The Tatham Mound bears silent testimony to the fact that Florida Indians were the first to suffer the devastating effects of the Spanish invasion of North America.
  Program 19 DeSoto Winter Camp 
      Florida’s Spanish presence dates back to the rugged conquistadors who trail-blazed the European path through its swamps, forests, and rivers in the 16th century.

I’m Dr. Judy Bense, and this is Unearthing Florida…

Hernando De Soto, who assisted in conquering the Incas in Peru, led an expedition to Florida in the summer of 1539.

He made landfall at Tampa bay on May 25th.

De Soto marched his expedition inland and soon battled with Native American tribes, enslaving and sowing destruction along the way. They made their first winter encampment at the main town of the Apalachee Indians, at what is today the site of the Governor Martin house in downtown Tallahassee.

It was here - in 1987 - that archaeologists first found (and identified) traces of De Soto’s path. State archaeologist Calvin Jones and his team discovered vestiges of De Soto and his men including fragments of olive jars, coins, iron crossbow bolt tips, and beads. He also discovered a cooking pit and a cistern.

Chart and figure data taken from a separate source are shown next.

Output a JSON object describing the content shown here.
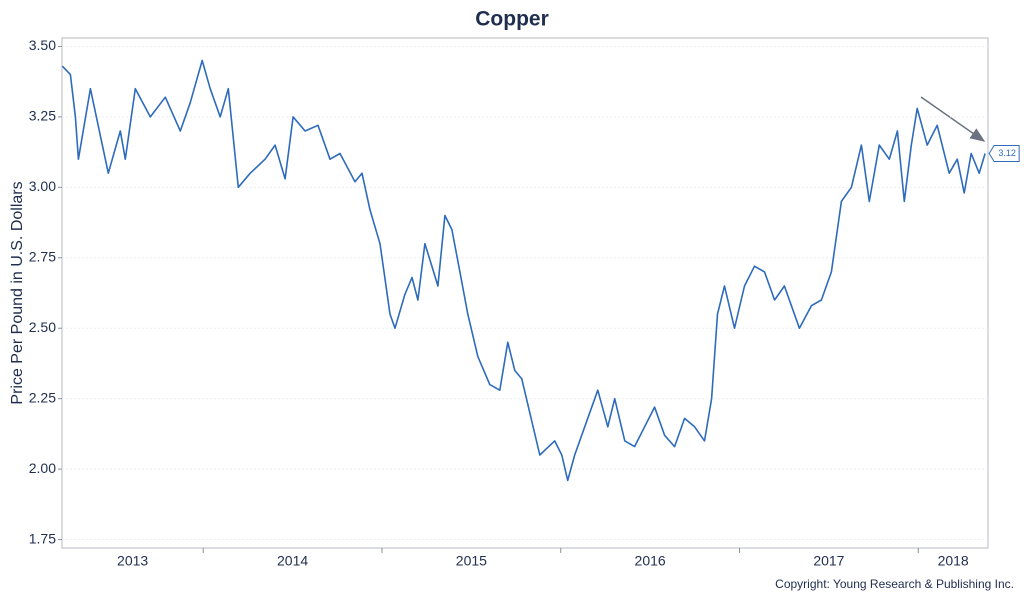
{
  "chart_data": {
    "type": "line",
    "title": "Copper",
    "y_label": "Price Per Pound in U.S. Dollars",
    "copyright": "Copyright: Young Research & Publishing Inc.",
    "color": "#2e6bbd",
    "grid": true,
    "xlim": [
      2013.21,
      2018.39
    ],
    "xticks": [
      2014,
      2015,
      2016,
      2017,
      2018
    ],
    "year_labels": [
      2013,
      2014,
      2015,
      2016,
      2017,
      2018
    ],
    "ylim": [
      1.72,
      3.53
    ],
    "yticks": [
      {
        "value": 1.75,
        "label": "1.75"
      },
      {
        "value": 2,
        "label": "2.00"
      },
      {
        "value": 2.25,
        "label": "2.25"
      },
      {
        "value": 2.5,
        "label": "2.50"
      },
      {
        "value": 2.75,
        "label": "2.75"
      },
      {
        "value": 3,
        "label": "3.00"
      },
      {
        "value": 3.25,
        "label": "3.25"
      },
      {
        "value": 3.5,
        "label": "3.50"
      }
    ],
    "x": [
      2013.212,
      2013.257,
      2013.285,
      2013.302,
      2013.369,
      2013.469,
      2013.536,
      2013.564,
      2013.62,
      2013.704,
      2013.788,
      2013.872,
      2013.927,
      2013.994,
      2014.039,
      2014.095,
      2014.14,
      2014.196,
      2014.263,
      2014.346,
      2014.402,
      2014.458,
      2014.503,
      2014.57,
      2014.642,
      2014.709,
      2014.765,
      2014.849,
      2014.888,
      2014.933,
      2014.989,
      2015.045,
      2015.073,
      2015.128,
      2015.168,
      2015.201,
      2015.24,
      2015.279,
      2015.313,
      2015.352,
      2015.391,
      2015.436,
      2015.48,
      2015.536,
      2015.603,
      2015.659,
      2015.704,
      2015.743,
      2015.782,
      2015.827,
      2015.883,
      2015.966,
      2016.006,
      2016.039,
      2016.078,
      2016.162,
      2016.207,
      2016.263,
      2016.302,
      2016.358,
      2016.413,
      2016.469,
      2016.525,
      2016.581,
      2016.637,
      2016.693,
      2016.749,
      2016.804,
      2016.844,
      2016.877,
      2016.916,
      2016.972,
      2017.028,
      2017.084,
      2017.14,
      2017.196,
      2017.251,
      2017.335,
      2017.402,
      2017.458,
      2017.514,
      2017.57,
      2017.626,
      2017.682,
      2017.726,
      2017.782,
      2017.838,
      2017.883,
      2017.922,
      2017.961,
      2017.994,
      2018.05,
      2018.106,
      2018.173,
      2018.218,
      2018.257,
      2018.296,
      2018.341,
      2018.374
    ],
    "values": [
      3.43,
      3.4,
      3.25,
      3.1,
      3.35,
      3.05,
      3.2,
      3.1,
      3.35,
      3.25,
      3.32,
      3.2,
      3.3,
      3.45,
      3.35,
      3.25,
      3.35,
      3.0,
      3.05,
      3.1,
      3.15,
      3.03,
      3.25,
      3.2,
      3.22,
      3.1,
      3.12,
      3.02,
      3.05,
      2.92,
      2.8,
      2.55,
      2.5,
      2.62,
      2.68,
      2.6,
      2.8,
      2.72,
      2.65,
      2.9,
      2.85,
      2.7,
      2.55,
      2.4,
      2.3,
      2.28,
      2.45,
      2.35,
      2.32,
      2.2,
      2.05,
      2.1,
      2.05,
      1.96,
      2.05,
      2.2,
      2.28,
      2.15,
      2.25,
      2.1,
      2.08,
      2.15,
      2.22,
      2.12,
      2.08,
      2.18,
      2.15,
      2.1,
      2.25,
      2.55,
      2.65,
      2.5,
      2.65,
      2.72,
      2.7,
      2.6,
      2.65,
      2.5,
      2.58,
      2.6,
      2.7,
      2.95,
      3.0,
      3.15,
      2.95,
      3.15,
      3.1,
      3.2,
      2.95,
      3.15,
      3.28,
      3.15,
      3.22,
      3.05,
      3.1,
      2.98,
      3.12,
      3.05,
      3.12
    ]
  }
}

You can now retrace De Soto’s Path, with a trail guide (and kiosks) provided by the National Park Service.
  Program 20 Mission San Luis 
      Buried in the Tallahassee hills are the remains of almost a dozen once thriving Spanish Catholic missions; the largest was mission San Luis de Apalachee.

I’m Dr. Judy Bense, and this is Unearthing Florida.

There was a chain of missions between St. Augustine and Tallahassee, ending at San Luis, which was the Apalachee Indian capital with more than 1500 Indian and Spanish residents. Huge public buildings ringed its circular plaza including a fort, church, friary, and an Apalachee council house and a chief’s house--each built in their traditional style.

Archaeologists found all of these large structures on the plaza, as well as the remains of Spanish houses, which surprisingly revealed that Spanish lived very well. Artifacts from their homes included expensive imported items such as olives, wine, and jewelry.

Mission San Luis is one of the archaeological crown jewels of Florida. Much of it has been reconstructed and there is a state of the art museum on site that’s free and open to the public.